For starters a stand alone restaurant is just that.

One freestanding business.

It's survival depends upon its' product and service.

In a hotel the restaurant may be one of many "satellites" within.

Each one may have a different theme and menu but they still come under the one roof of the hotel.

Some restaurants have contracts where they their place is within the hotel complex but pay rent and therefore are separate and apart from the hotel and its' chain.

The way a restaurant kitchen works remains the same no matter if it's a freestanding place or within a hotel complex.

If the place is higher end the pay may be more.

If the place were burgers and sandwiches, not so much.


----------



## mezzaluna (Aug 29, 2000)

Welcome to Chef Talk, Luis. You've posted this in the New User Introductions forum. It's a good discussion but I'm moving it to a better forum where it'll attract a wider audience.

We invite you to return to the New Users forum to write a short introduction of yourself, a little about how you got into food and cooking, etc.

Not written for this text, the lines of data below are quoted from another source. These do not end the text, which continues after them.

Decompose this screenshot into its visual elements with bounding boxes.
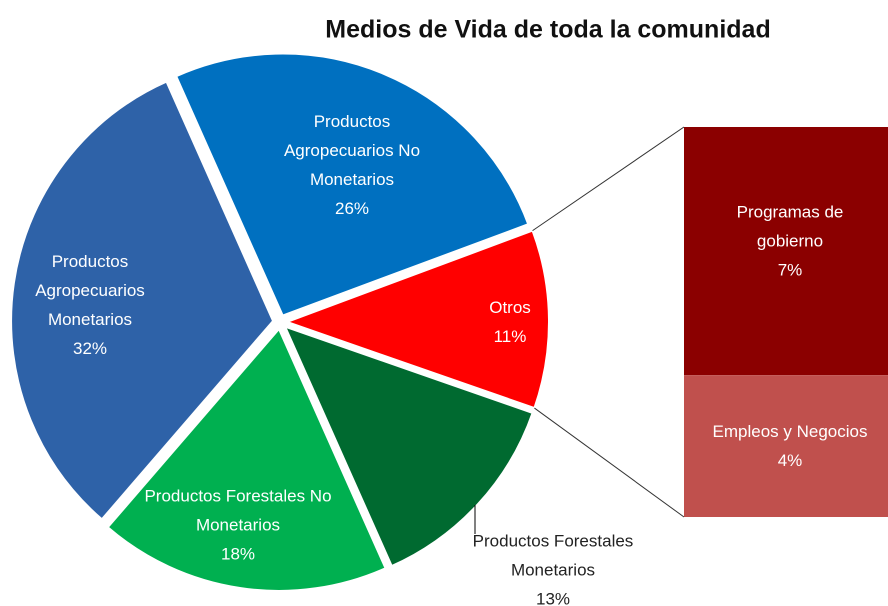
label-text: Empleos y Negocios [712, 422, 868, 442]
label-text: 18% [220, 544, 256, 564]
bar-segment [684, 127, 888, 376]
label-text: Programas de gobierno [736, 202, 844, 251]
pie-slice [283, 325, 534, 568]
pie-slice [106, 327, 387, 592]
label-text: Productos Forestales No Monetarios [144, 486, 332, 535]
pie-slice [174, 52, 530, 317]
bar-segment [684, 375, 888, 517]
connector-line [532, 126, 685, 232]
label-text: 26% [334, 199, 370, 218]
data-label: Productos Forestales Monetarios 13% [443, 527, 663, 606]
connector-line [534, 407, 685, 518]
data-label: Productos Agropecuarios No Monetarios 26% [272, 107, 432, 223]
label-text: 4% [777, 451, 803, 471]
label-text: 11% [493, 327, 527, 346]
chart-title: Medios de Vida de toda la comunidad [325, 15, 771, 44]
data-label: Otros 11% [465, 293, 555, 351]
data-label: Productos Agropecuarios Monetarios 32% [23, 247, 158, 363]
label-text: Otros [489, 298, 531, 317]
label-text: Productos Agropecuarios Monetarios [35, 252, 145, 329]
pie-slice [284, 229, 550, 410]
label-text: 13% [535, 589, 571, 606]
label-text: 32% [72, 339, 108, 358]
label-text: 7% [777, 260, 803, 280]
data-label: Productos Forestales No Monetarios 18% [128, 482, 348, 569]
pie-slice [10, 80, 275, 521]
data-label: Programas de gobierno 7% [715, 198, 865, 285]
label-text: Productos Agropecuarios No Monetarios [283, 112, 421, 189]
label-text: Productos Forestales Monetarios [472, 531, 634, 580]
data-label: Empleos y Negocios 4% [680, 417, 888, 475]
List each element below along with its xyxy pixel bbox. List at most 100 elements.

We'd love to hear your story.

Good luck to you!

Best regards,

Mezzaluna


----------



## alacarte (Dec 2, 2013)

Working in a restaurant you will learn to work fast paced in a team driven workplace but you will mainly.only cook that menu , in a hotel you should be able to move around different sections, learn a more diverse knowledge, have access to better equipment, resources etc.. plus the benefits of employee accomodation discounts etc.. i used to work at the hyatt coolum (australia) now i work for sheraton noosa, before i was in restaurants, i think the hotels are a great place to learn


----------